Particular / ServicePulse

Production monitoring for distributed systems.
https://docs.particular.net/servicepulse/
Other
33 stars 27 forks source link

Implement Failed Message Retry and RetryAll #14

Closed dannycohen closed 11 years ago

dannycohen commented 11 years ago

As Opie, when failed message indicator is red and after taking corrective actions, I want to retry sending the failed message.

Visualization:

  1. In the Events list in the (Failed messages page - which is loaded by pressing the Failed Messages indicator), one or more alerts can be selected (by clicking on the checkbox in the first row of every event row)
  2. Clicking the retry button displays a verification dialog: "N failed message/s will be re-sent to their destination endpoint".
  3. After clicking "OK", the failed message are sent for retry and no longer appear in the events list (either dashboard or Event Management page)

Notes:

Demo / Acceptance tests:

Case 1:

  1. Run the Video Store sample (5 endpoints)
  2. Cause 5 messages to fail in the "Sales" endpoint, and 3 messages to fail in the "eCommerce" endpoint
  3. The Failed message indicator is red, and the number "8" appears below it
  4. Click on the Failed message indicator
  5. The Event Management page for Failed Messages is displayed and the events list is filtered to show only failed messages (i.e. 8 active failed messages events)
  6. Select 3 of the 8 failed messages (1 from the "Sales" and 2 from the "eCommerce" endpoints
  7. Click on the "Retry" button
  8. The events list now shows only 5 failed messages
  9. The Failed message indicator is red, and the number "5" appears below it

Case 2:

  1. Run the Video Store sample (5 endpoints)
  2. Cause 1 messages to fail _repeatedly_ in the "Sales" endpoint (i.e. the message will never be processed successfully)
  3. The Failed message indicator is red, and the number "1" appears below it
  4. Click on the Failed message indicator
  5. the Fialed messages page is displayed
  6. Click on the "Retry all" button
  7. The events list now shows only no failed message events, and the Failed message indicator is green
  8. Wait until the message fails again
  9. The Failed message indicator is red, and the number "1" appears below it
  10. Click on the Failed message indicator
  11. The events list in Event Management page is filtered to show only the one failed message events. Note it has the same Message Id.
dannycohen commented 11 years ago

Replaces https://github.com/Particular/ServiceControl/issues/49

indualagarsamy commented 11 years ago

@dannycohen - Is step 3 necessary? i.e. Clicking the retry button displays a verification dialog: "N failed message/s will be re-sent to their destination endpoint".

Also step 2 is no longer necessary, since we have a detailed page for failed messages.
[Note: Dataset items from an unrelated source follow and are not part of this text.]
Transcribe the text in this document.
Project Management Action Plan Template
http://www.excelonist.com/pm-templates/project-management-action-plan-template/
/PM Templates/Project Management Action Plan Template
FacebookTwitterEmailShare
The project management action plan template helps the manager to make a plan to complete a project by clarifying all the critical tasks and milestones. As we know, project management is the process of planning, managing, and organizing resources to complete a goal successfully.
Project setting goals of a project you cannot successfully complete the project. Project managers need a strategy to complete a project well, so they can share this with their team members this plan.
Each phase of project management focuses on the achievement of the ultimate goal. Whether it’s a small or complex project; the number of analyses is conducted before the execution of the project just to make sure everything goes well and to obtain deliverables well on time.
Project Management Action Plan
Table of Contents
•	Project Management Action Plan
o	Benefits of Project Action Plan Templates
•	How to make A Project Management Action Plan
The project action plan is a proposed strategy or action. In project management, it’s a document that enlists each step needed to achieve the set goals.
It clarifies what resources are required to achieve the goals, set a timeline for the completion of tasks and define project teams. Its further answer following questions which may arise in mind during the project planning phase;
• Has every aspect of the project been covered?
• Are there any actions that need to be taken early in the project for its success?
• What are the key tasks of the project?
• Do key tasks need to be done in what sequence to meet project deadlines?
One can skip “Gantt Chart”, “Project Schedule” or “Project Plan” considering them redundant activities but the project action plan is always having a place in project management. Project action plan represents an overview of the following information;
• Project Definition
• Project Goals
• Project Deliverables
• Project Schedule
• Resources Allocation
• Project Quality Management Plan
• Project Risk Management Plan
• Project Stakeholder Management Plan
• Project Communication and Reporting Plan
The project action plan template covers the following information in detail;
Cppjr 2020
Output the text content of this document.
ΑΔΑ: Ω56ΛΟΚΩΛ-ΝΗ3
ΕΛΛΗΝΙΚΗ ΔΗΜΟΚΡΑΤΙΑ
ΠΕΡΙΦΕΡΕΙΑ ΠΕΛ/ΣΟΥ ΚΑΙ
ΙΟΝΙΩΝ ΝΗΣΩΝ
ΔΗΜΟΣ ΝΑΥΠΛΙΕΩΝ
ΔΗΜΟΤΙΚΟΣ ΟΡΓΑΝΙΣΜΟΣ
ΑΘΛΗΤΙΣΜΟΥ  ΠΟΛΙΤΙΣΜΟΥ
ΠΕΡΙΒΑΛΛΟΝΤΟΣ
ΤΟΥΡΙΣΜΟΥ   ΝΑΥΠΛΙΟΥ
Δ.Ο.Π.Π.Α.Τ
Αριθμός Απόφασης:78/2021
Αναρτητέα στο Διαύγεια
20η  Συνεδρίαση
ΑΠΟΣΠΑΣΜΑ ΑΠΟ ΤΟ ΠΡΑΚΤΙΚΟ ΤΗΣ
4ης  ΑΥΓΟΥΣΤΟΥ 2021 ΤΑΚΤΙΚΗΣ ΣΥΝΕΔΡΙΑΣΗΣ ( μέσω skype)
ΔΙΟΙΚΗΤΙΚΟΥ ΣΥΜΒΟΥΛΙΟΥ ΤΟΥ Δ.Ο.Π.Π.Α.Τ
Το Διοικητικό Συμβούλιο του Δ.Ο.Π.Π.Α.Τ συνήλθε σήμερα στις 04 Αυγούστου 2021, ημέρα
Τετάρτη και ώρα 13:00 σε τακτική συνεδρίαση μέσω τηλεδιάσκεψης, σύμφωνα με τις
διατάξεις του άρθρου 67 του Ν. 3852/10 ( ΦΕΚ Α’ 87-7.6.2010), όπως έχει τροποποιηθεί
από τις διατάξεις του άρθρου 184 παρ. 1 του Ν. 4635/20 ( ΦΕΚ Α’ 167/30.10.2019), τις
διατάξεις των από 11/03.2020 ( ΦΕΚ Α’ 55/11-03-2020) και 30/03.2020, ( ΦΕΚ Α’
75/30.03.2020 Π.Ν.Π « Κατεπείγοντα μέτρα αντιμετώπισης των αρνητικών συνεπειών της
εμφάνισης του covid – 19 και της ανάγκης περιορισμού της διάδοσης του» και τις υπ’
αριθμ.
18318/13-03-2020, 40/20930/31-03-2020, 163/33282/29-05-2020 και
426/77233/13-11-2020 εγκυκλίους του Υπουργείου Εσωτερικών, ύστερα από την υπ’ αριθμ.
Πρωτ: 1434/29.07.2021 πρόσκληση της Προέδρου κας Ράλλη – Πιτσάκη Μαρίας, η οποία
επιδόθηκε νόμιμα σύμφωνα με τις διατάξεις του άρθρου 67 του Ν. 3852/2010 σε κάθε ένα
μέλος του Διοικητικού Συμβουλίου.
dannycohen commented 11 years ago

Is step 3 necessary? i.e. Clicking the retry button displays a verification dialog: "N failed message/s will be re-sent to their destination endpoint".

Necessary - no. of value - yes. Lets leave it out for alpha.

Also step 2 is no longer necessary, since we have a detailed page for failed messages.

Agreed.

indualagarsamy commented 11 years ago

@dannycohen - Can you please update this user story to match our last discussion, i.e. separate detailed screen for error messages. I believe we have implemented Failed Message Retry. What do you think is still left on this user story?

dannycohen commented 11 years ago

@indualagarsamy - Updated. Can you confirm the behavior for case 2 ? (i.e. when does an event disappear from the failed messages list ? when you click on the "retry" button ? when you receive a "Retry requested succesfully" indication from SC ? )

dannycohen commented 11 years ago

@indualagarsamy -

Regarding removing events which were retried from the events list, my take is as follows:

  1. Since retry is inherently asyncronous, I see no reason to wait until we received a final confirmation that the retry requested is being executed.
  2. An indication that the retry request was queued is good enough, especially for beta.
  3. Therefore, I say that when the user clicks on the "Retry" button and you make the call to the SC HTTP API, and receive an HTTP 200, we consider that as retry request queued, and hide the events which were selected for retry
    • As for the retried messages, hiding them is one option; another is graying them; I'd say its good enough for Beta (and probably after that as well) to hide the messages. SI can be used for monitoring retry requests and messages after submittion of retry request

Make sense ?

// @johnsimons

indualagarsamy commented 11 years ago

Since this feature is implemented, going to close this issue: Going to open separate issues for any bugs related to this feature.